One of the pieces that I read, along with the huge coverage for Steven Jones, was an opinion editorial piece published on the AZ Central website. Titled "NAU shooter gets to 'hug' mom,' families of dead, wounded get... nothing."
To me, that seemed a little fishy. The article that was presented, including a title as such, was made a little biased, and not written very well. Totally understandable that it was an op-ed piece, but I felt like little to none investigating was done here. The article felt like the information was extrapolated from the media, and just put into words with little thought. Short sentences, and saying that the family is not getting respect nor attention that they deserve is quite heartless to say. The article was implying that the family is receiving no help or support whatsoever.

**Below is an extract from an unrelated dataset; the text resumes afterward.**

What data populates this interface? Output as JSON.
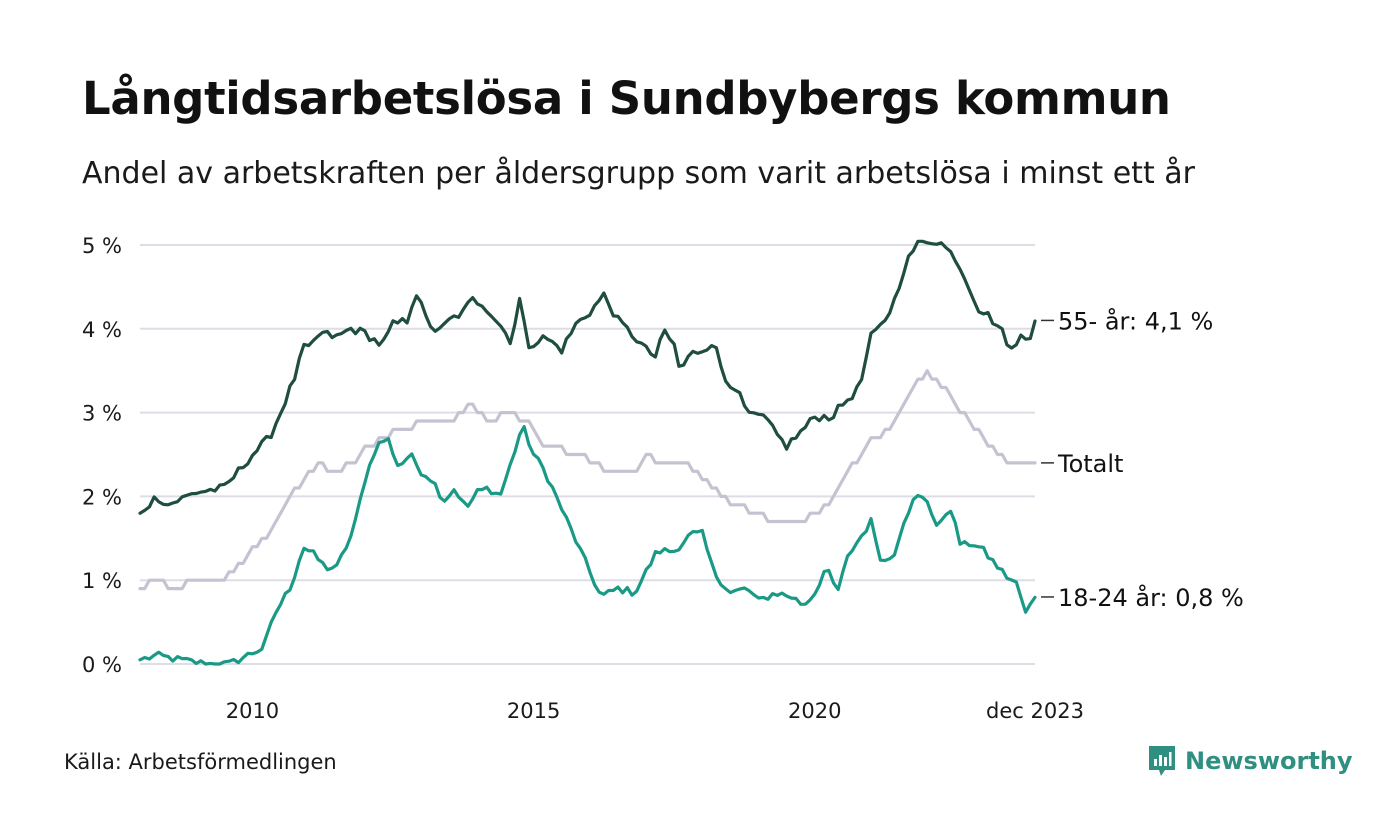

Here's where the line is drawn, between Colin's family and Steven Jones.
For the family of Colin, I have sympathy, and my condolences are with you. Trust me, I know what it is like to lose a loved one. The hole in your heart that cannot be filled due to the pain of losing someone, it's tragic.
But the great thing about life is that we have others to help fill the void. Love, support and kindness are what helps us. The loved ones in my life that have passed away, yes, of course I still think about them almost on a daily basis, but I have learned to accept that their presence is gone, but not forgotten.
I still wish that both my grandmothers were here to see me finish college, marry my dream wife and see me have a successful job. Unfortunately, that won't happen, but I know deep in my heart that both of them are with God, and are at peace.
Becoming more involved with my faith, it taught me as a human being and a Catholic, that prayer is a powerful thing, and that forgiveness is a huge aspect to achieve. After much needed prayer time at the Newman Center and at home, I came to forgive Steven Jones. It was an accident, and not something out of malicious intent. Wording it as an accident might be a little far-fetched, but portraying Jones as a monster and saying the victims families get nothing in terms of support, that is what hatred looks like.
Jones is a human, not a monster. What happened is indeed tragic, but forgiveness is the first step to acceptance and peace. I know that Colin is well and happy, and God is with him.
Pray for both sides of this situation. Because the lives of two young men were changed that night, for Colin and Steven.